During 1940, Colonel William Friedman, army cryptanalyst, and his assistant Harry Lawrence Clark had successfully created a machine that broke the most secret diplomatic code of the Japanese. Given the name "Magic," the code breaker was the first to intercept messages showing that – but not where – Japan planned an attack. On Saturday, December 6, 1941, Mrs. Dorothy Edgen, a new employee in the Office of Navy Intelligence, attempted to inform her superiors that a message showed Honolulu as a target.

However, the officers in charge said the message could wait until Monday. On Sunday, less than three hours before the attack, General George C. Marshall, army chief of staff, received an intercepted message that indicated that an attack in the Pacific was imminent. Marshal sent messages of warning to Manila, Panama Canal Zone, and San Francisco. But atmospheric conditions prevented the relay to Fort Shafter near Pearl Harbor. The chief of traffic operations sent the message by commercial facilities and the warning arrived in Honolulu ten hours later when the attacks on Pearl Harbor were over.

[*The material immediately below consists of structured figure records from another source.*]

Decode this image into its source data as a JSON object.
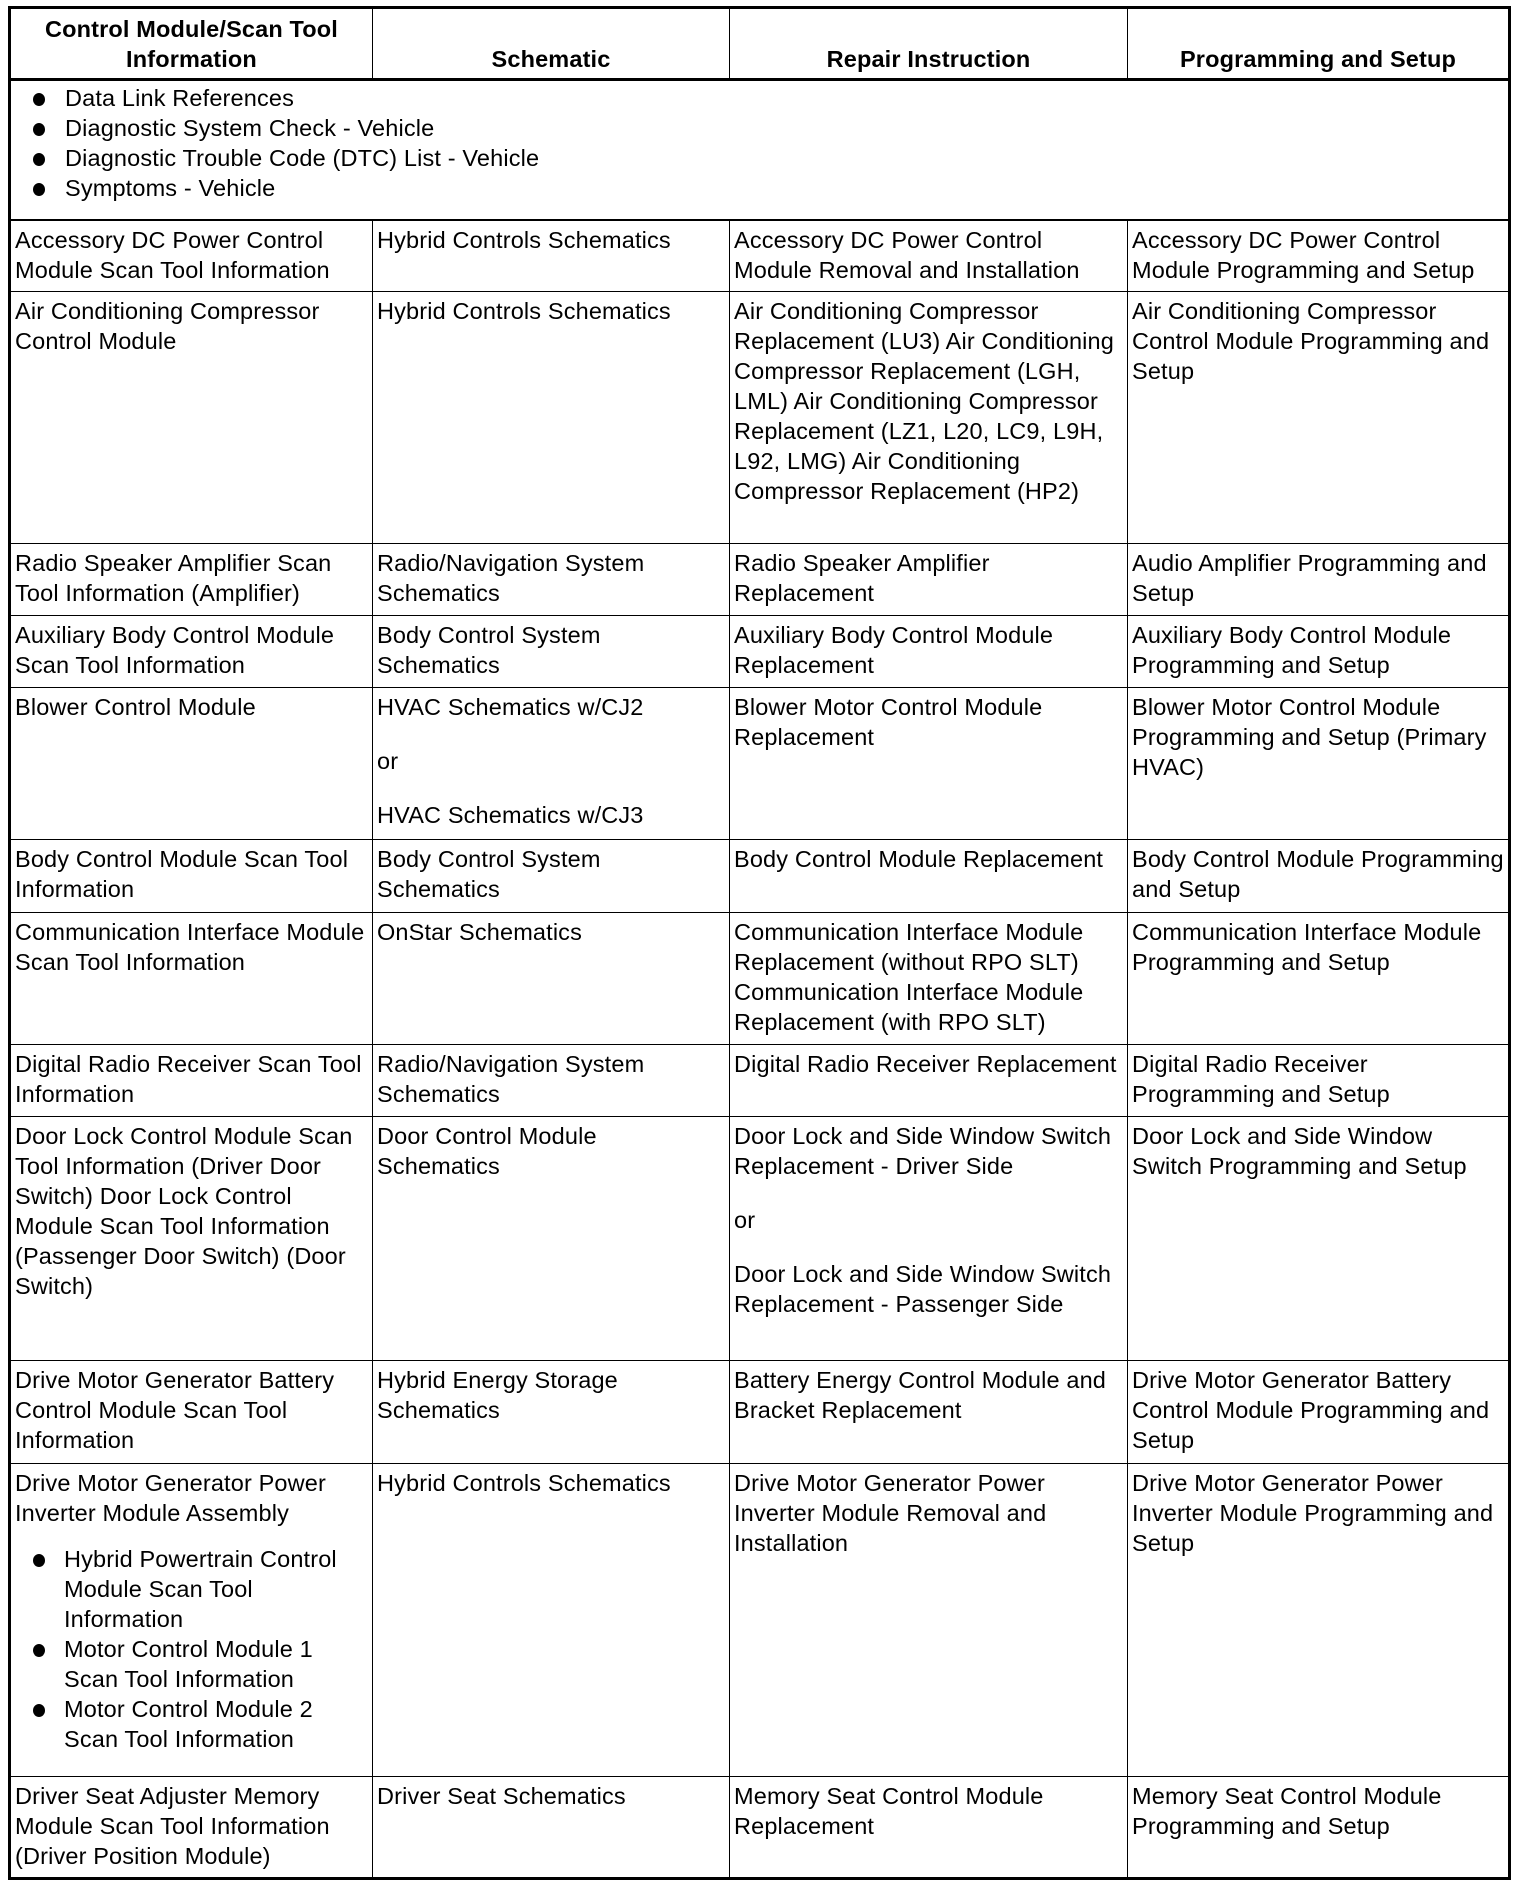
{
  "headers": [
    "Control Module/Scan Tool Information",
    "Schematic",
    "Repair Instruction",
    "Programming and Setup"
  ],
  "general_links": [
    "Data Link References",
    "Diagnostic System Check - Vehicle",
    "Diagnostic Trouble Code (DTC) List - Vehicle",
    "Symptoms - Vehicle"
  ],
  "rows": [
    {
      "module": "Accessory DC Power Control Module Scan Tool Information",
      "schematic": [
        "Hybrid Controls Schematics"
      ],
      "repair": [
        "Accessory DC Power Control Module Removal and Installation"
      ],
      "programming": "Accessory DC Power Control Module Programming and Setup"
    },
    {
      "module": "Air Conditioning Compressor Control Module",
      "schematic": [
        "Hybrid Controls Schematics"
      ],
      "repair": [
        "Air Conditioning Compressor Replacement (LU3) Air Conditioning Compressor Replacement (LGH, LML) Air Conditioning Compressor Replacement (LZ1, L20, LC9, L9H, L92, LMG) Air Conditioning Compressor Replacement (HP2)"
      ],
      "programming": "Air Conditioning Compressor Control Module Programming and Setup"
    },
    {
      "module": "Radio Speaker Amplifier Scan Tool Information (Amplifier)",
      "schematic": [
        "Radio/Navigation System Schematics"
      ],
      "repair": [
        "Radio Speaker Amplifier Replacement"
      ],
      "programming": "Audio Amplifier Programming and Setup"
    },
    {
      "module": "Auxiliary Body Control Module Scan Tool Information",
      "schematic": [
        "Body Control System Schematics"
      ],
      "repair": [
        "Auxiliary Body Control Module Replacement"
      ],
      "programming": "Auxiliary Body Control Module Programming and Setup"
    },
    {
      "module": "Blower Control Module",
      "schematic": [
        "HVAC Schematics w/CJ2",
        "or",
        "HVAC Schematics w/CJ3"
      ],
      "repair": [
        "Blower Motor Control Module Replacement"
      ],
      "programming": "Blower Motor Control Module Programming and Setup (Primary HVAC)"
    },
    {
      "module": "Body Control Module Scan Tool Information",
      "schematic": [
        "Body Control System Schematics"
      ],
      "repair": [
        "Body Control Module Replacement"
      ],
      "programming": "Body Control Module Programming and Setup"
    },
    {
      "module": "Communication Interface Module Scan Tool Information",
      "schematic": [
        "OnStar Schematics"
      ],
      "repair": [
        "Communication Interface Module Replacement (without RPO SLT) Communication Interface Module Replacement (with RPO SLT)"
      ],
      "programming": "Communication Interface Module Programming and Setup"
    },
    {
      "module": "Digital Radio Receiver Scan Tool Information",
      "schematic": [
        "Radio/Navigation System Schematics"
      ],
      "repair": [
        "Digital Radio Receiver Replacement"
      ],
      "programming": "Digital Radio Receiver Programming and Setup"
    },
    {
      "module": "Door Lock Control Module Scan Tool Information (Driver Door Switch) Door Lock Control Module Scan Tool Information (Passenger Door Switch) (Door Switch)",
      "schematic": [
        "Door Control Module Schematics"
      ],
      "repair": [
        "Door Lock and Side Window Switch Replacement - Driver Side",
        "or",
        "Door Lock and Side Window Switch Replacement - Passenger Side"
      ],
      "programming": "Door Lock and Side Window Switch Programming and Setup"
    },
    {
      "module": "Drive Motor Generator Battery Control Module Scan Tool Information",
      "schematic": [
        "Hybrid Energy Storage Schematics"
      ],
      "repair": [
        "Battery Energy Control Module and Bracket Replacement"
      ],
      "programming": "Drive Motor Generator Battery Control Module Programming and Setup"
    },
    {
      "module": "Drive Motor Generator Power Inverter Module Assembly",
      "module_items": [
        "Hybrid Powertrain Control Module Scan Tool Information",
        "Motor Control Module 1 Scan Tool Information",
        "Motor Control Module 2 Scan Tool Information"
      ],
      "schematic": [
        "Hybrid Controls Schematics"
      ],
      "repair": [
        "Drive Motor Generator Power Inverter Module Removal and Installation"
      ],
      "programming": "Drive Motor Generator Power Inverter Module Programming and Setup"
    },
    {
      "module": "Driver Seat Adjuster Memory Module Scan Tool Information (Driver Position Module)",
      "schematic": [
        "Driver Seat Schematics"
      ],
      "repair": [
        "Memory Seat Control Module Replacement"
      ],
      "programming": "Memory Seat Control Module Programming and Setup"
    }
  ]
}
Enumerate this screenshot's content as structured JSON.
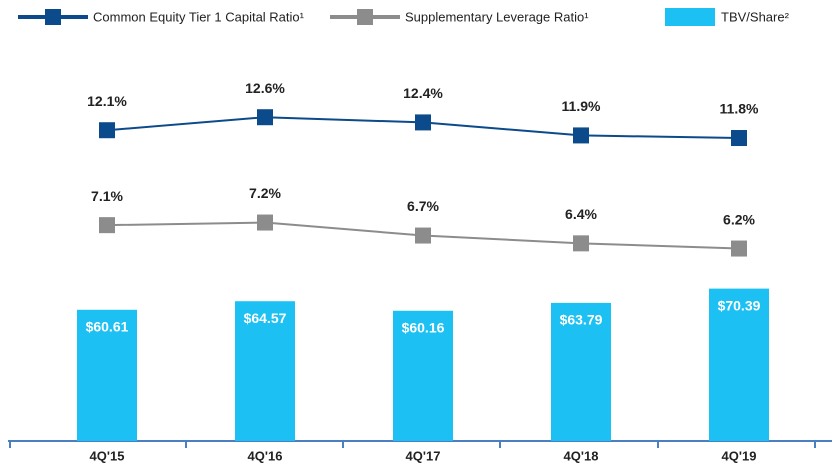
{
  "chart_data": {
    "type": "bar_line",
    "categories": [
      "4Q'15",
      "4Q'16",
      "4Q'17",
      "4Q'18",
      "4Q'19"
    ],
    "series": [
      {
        "name": "Common Equity Tier 1 Capital Ratio¹",
        "type": "line",
        "color": "#0b4a8b",
        "ylim": [
          0.15,
          14.8
        ],
        "values": [
          12.1,
          12.6,
          12.4,
          11.9,
          11.8
        ],
        "value_labels": [
          "12.1%",
          "12.6%",
          "12.4%",
          "11.9%",
          "11.8%"
        ]
      },
      {
        "name": "Supplementary Leverage Ratio¹",
        "type": "line",
        "color": "#8c8c8c",
        "ylim": [
          -1.2,
          13.45
        ],
        "values": [
          7.1,
          7.2,
          6.7,
          6.4,
          6.2
        ],
        "value_labels": [
          "7.1%",
          "7.2%",
          "6.7%",
          "6.4%",
          "6.2%"
        ]
      },
      {
        "name": "TBV/Share²",
        "type": "bar",
        "color": "#1cc0f2",
        "ylim": [
          0,
          176
        ],
        "values": [
          60.61,
          64.57,
          60.16,
          63.79,
          70.39
        ],
        "value_labels": [
          "$60.61",
          "$64.57",
          "$60.16",
          "$63.79",
          "$70.39"
        ]
      }
    ]
  }
}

But today, a communications revolution has left the military, more particularly the United States, with the most sophisticated communications technology. These benefits have also accrued to the media to transmit words and images from one corner of the globe to another just as things happen. That is how an entire world saw from their bedrooms and living rooms the tragedy that unfolded in the United States. The entire world was not only witness to the events but also saw how the American public, irrespective of their differences, were galvanised to rally behind President George W. Bush.

Fortunately, crusaders for the Government in Sri Lanka, self-acclaimed expert commentators/presenters/campaigners like the Government's Mahinda Abeysundera and his ilk are not there in the United States to pour scorn over the airwaves of the national radio or television against any comment perceived or imagined to be against the State. That too at times of national crisis. Little wonder, President Chandrika Bandaranaike Kumaratunga, has chosen to retain the media portfolio to herself and allotted Anura Priyadarshana Yapa, another assignment as Deputy Minister. The fact that things did not move at the Media Ministry under his term of office is no secret. It will now be up to President Kumaratunga to clean up the mess.

Reports of moves by the US and its allies to launch a global crack-down on terrorism has led to euphoria within a considerable section of the defence establishment. They believe such a move will be a great blow to the Tiger guerrillas. However, it seemed highly unlikely there would be any concerted US action pointedly at the Tiger guerrillas though they remain designated as a terrorist organisation and a Federal Bureau of Investiaation (FBI) probe has been underway in th US for many months over their fund-raising.

It is in this backdrop that major state intelligence services of the Government were unanimous in their view that Tiger guerrillas are unlikely to carry out any major attacks in a immediate future. They are of the view that the guerrillas would not want to risk international condemnation and response. This is despite a communications intercept last Wednesday where during conversations between two guerrilla bases, one is said to have directed the other to carry out an attack "no matter if there were a few civilian casualties."

Whether the guerrillas will really be compelled to slow down their plans or will obliviously seize the opportunity to launch another major attack, the coming weeks will reveal.